### Import libraries

In [22]:
from PIL import Image
import os
import json

In [24]:
system_message = """You are a highly advanced Vision Language Model (VLM), specialized in extracting visual data. 
Your task is to process and extract meaningful insights from images, 
leveraging multimodal understanding to provide accurate and contextually relevant information."""

### Read and format data

In [14]:
def read_sroie_data(split: str):
    root_path = "../../data/sroie"
    imgs_folder_path = f"{root_path}/{split}/img"
    labels_folder_path = f"../../data/sroie/{split}/entities"

    data = []
    for label_fn in os.listdir(labels_folder_path):
        with open(os.path.join(labels_folder_path, label_fn), "r") as f:
            json_f: dict = json.load(f)

        data.append(dict(
            img_path = os.path.join(imgs_folder_path, label_fn.replace(".txt", ".jpg")),
            label = json_f
        ))

    return data

In [19]:
train_dataset = read_sroie_data("train")
test_dataset = read_sroie_data("test")

train_dataset[0]

{'img_path': '../../data/sroie/train/img/X51005447840.jpg',
 'label': {'company': 'PASARAYA BORONG PINTAR SDN BHD',
  'date': '14/03/2018',
  'address': 'NO 19-G& 19-1& 19-2 JALAN TASIK UTAMA 4, MEDAN NIAGA TASIK DAMAI',
  'total': '8.20'}}

In [25]:
def format_data(sample: dict):
    pil_image = Image.open(sample["img_path"])
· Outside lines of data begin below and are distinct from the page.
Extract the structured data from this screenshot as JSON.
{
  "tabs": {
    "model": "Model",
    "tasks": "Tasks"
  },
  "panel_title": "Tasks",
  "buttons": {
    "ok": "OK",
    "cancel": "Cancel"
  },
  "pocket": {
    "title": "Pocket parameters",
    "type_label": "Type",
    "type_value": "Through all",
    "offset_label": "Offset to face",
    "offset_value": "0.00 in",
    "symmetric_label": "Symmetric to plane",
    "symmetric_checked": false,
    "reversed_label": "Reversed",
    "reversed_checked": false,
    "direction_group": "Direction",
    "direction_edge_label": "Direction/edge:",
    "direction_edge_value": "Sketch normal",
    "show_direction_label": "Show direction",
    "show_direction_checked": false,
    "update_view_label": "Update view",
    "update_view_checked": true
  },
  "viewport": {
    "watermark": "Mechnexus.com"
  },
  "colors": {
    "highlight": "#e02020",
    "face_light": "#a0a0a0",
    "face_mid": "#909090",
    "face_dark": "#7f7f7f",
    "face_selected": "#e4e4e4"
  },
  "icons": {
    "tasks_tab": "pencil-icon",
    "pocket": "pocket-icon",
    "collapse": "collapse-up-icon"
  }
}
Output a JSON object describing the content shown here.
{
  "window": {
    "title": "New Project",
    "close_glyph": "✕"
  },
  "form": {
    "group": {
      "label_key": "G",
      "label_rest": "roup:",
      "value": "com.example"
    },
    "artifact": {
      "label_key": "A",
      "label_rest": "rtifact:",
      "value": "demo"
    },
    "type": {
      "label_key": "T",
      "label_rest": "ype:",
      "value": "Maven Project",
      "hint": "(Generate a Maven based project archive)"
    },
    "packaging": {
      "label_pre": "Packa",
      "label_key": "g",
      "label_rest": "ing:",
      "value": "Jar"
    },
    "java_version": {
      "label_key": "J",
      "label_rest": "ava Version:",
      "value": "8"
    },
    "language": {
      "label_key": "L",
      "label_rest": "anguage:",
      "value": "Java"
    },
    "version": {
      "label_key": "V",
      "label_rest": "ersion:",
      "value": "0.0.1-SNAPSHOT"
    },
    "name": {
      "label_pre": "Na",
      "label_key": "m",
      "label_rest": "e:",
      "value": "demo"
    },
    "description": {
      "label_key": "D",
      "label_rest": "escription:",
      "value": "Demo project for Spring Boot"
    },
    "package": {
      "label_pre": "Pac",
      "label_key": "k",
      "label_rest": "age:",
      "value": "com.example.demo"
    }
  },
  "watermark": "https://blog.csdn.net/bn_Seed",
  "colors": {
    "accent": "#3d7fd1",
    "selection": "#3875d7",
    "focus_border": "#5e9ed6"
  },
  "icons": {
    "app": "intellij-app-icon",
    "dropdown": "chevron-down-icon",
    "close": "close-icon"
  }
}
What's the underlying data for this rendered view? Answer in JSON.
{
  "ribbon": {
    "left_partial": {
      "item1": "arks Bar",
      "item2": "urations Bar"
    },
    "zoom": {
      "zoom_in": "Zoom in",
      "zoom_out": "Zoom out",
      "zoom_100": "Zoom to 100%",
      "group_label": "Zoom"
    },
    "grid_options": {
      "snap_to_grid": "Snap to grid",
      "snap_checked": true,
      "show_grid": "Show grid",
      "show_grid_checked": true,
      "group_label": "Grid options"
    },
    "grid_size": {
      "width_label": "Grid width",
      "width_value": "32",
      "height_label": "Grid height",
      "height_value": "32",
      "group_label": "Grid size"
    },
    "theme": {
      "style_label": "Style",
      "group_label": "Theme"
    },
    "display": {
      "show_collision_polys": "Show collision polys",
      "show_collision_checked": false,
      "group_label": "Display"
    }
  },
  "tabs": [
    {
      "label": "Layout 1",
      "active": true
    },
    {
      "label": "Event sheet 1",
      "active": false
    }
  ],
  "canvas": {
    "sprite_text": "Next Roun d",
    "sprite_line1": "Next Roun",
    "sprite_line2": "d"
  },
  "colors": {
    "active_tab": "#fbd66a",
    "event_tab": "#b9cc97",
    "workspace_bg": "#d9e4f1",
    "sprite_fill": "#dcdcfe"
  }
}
    field_names = list(sample["label"].keys())
    output_format = {field: ".." for field in field_names}

    prompt = "Extract the following {fields} from the above document. If a field is not present, return ''. Return the output in a valid JSON format like {output_format}" \
        .format(
            fields = field_names,
            output_format = output_format
        )

    return [
        {
            "role": "system",
            "content": [{"type": "text", "text": system_message}]
        },
        {
            "role": "user",
            "content": [
                { "type": "image", "image": pil_image },
                { "type": "text", "text": prompt }
            ]
        },
        {
            "role": "assistant",
            "content": [{ "type": "text", "text": json.dumps(sample["label"])}]
        }
    ]

In [None]:
train_dataset = [format_data(sample) for sample in train_dataset]
test_dataset = [format_data(sample) for sample in test_dataset]

In [27]:
train_dataset[0]

[{'role': 'system',
  'content': [{'type': 'text',
    'text': 'You are a highly advanced Vision Language Model (VLM), specialized in extracting visual data. \nYour task is to process and extract meaningful insights from images, \nleveraging multimodal understanding to provide accurate and contextually relevant information.'}]},
 {'role': 'user',
  'content': [{'type': 'image',
    'image': <PIL.JpegImagePlugin.JpegImageFile image mode=RGB size=932x2160>},
   {'type': 'text',
    'text': "Extract the following ['company', 'date', 'address', 'total'] from the above document. If a field is not present, return ''. Return the output in a valid JSON format like {'company': '..', 'date': '..', 'address': '..', 'total': '..'}"}]},
 {'role': 'assistant',
  'content': [{'type': 'text',
    'text': '{"company": "PASARAYA BORONG PINTAR SDN BHD", "date": "14/03/2018", "address": "NO 19-G& 19-1& 19-2 JALAN TASIK UTAMA 4, MEDAN NIAGA TASIK DAMAI", "total": "8.20"}'}]}]

### Training pipeline

In [None]:
# define model

import torch
from transformers import Idefics3ForConditionalGeneration, AutoProcessor
from transformers import BitsAndBytesConfig

model_id = "HuggingFaceTB/SmolVLM-Instruct"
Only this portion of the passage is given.